Referring to Hall’s context theory once again, we understand that different cultures have different contextual characteristics. There are many significant differences between Western (e.g., Germany) and Eastern (e.g., Chinese) cultures. The variety of influencing cultural aspects, such as a country’s history, geography, customs, and values, all of which are covered in high- and low-context cultures, could, for example, explain these significant differences. According to Hall, the difference between low- and high-context cultures lies in their different ways of disseminating information. In low-context cultures, information dissemination is less dependent on the context and, instead, incorporated in a clear and concise language/communication. By adapting communication strategies that fit each cultural setting, commercial banks with a low degree of differentiation products could target specific consumer groups in their specific countries/cultures.

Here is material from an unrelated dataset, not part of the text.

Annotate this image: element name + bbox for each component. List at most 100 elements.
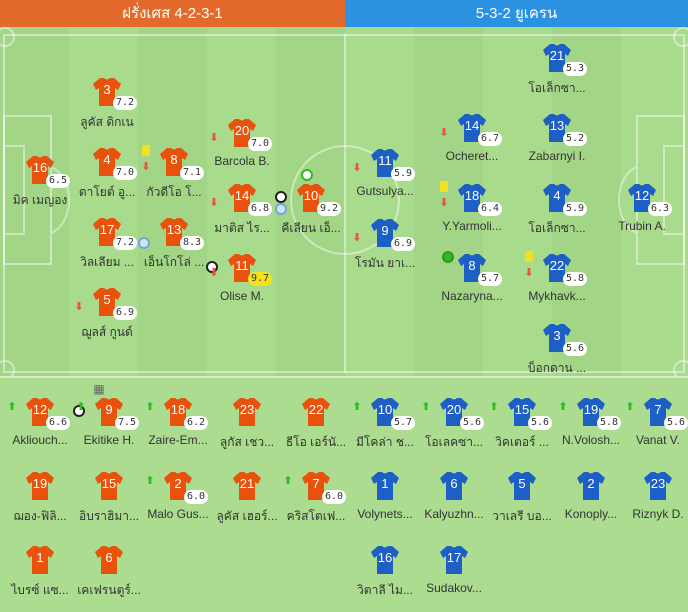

Future research could distinguish between the two countries’ informal and formal institutional environments (see Schlägel and Sarstedt 2016). Furthermore, future research could relate to signaling theory and emphasize the signal fit’s importance. In this context, signal fit would mean that the signals a bank sends match the reputation it endeavors to develop. Given the different cultural contexts in which the study was conducted, there might also be differences in the effects that the two corporate reputation dimensions have on SUSSAT, the target construct. Such future research results could be possible, because they show whether banks need to prioritize increasing their perceived competence or their perceived likability in order to improve their SUSSAT, which depends on the cultural context. Given the relationships between the four antecedents and corporate reputation’s two dimensions, suggestions could subsequently be developed regarding how banks could ensure the signal fit in each of the two countries. Finally, future research could apply the SUSSAT model in other cultural settings. Marketing researchers could also gain additional insights by comparing different industries, which the ACSI model data could provide (Fornell et al. 1996, 2020). Finally, future research could extend the model to include additional important target variables (e.g., bank performance).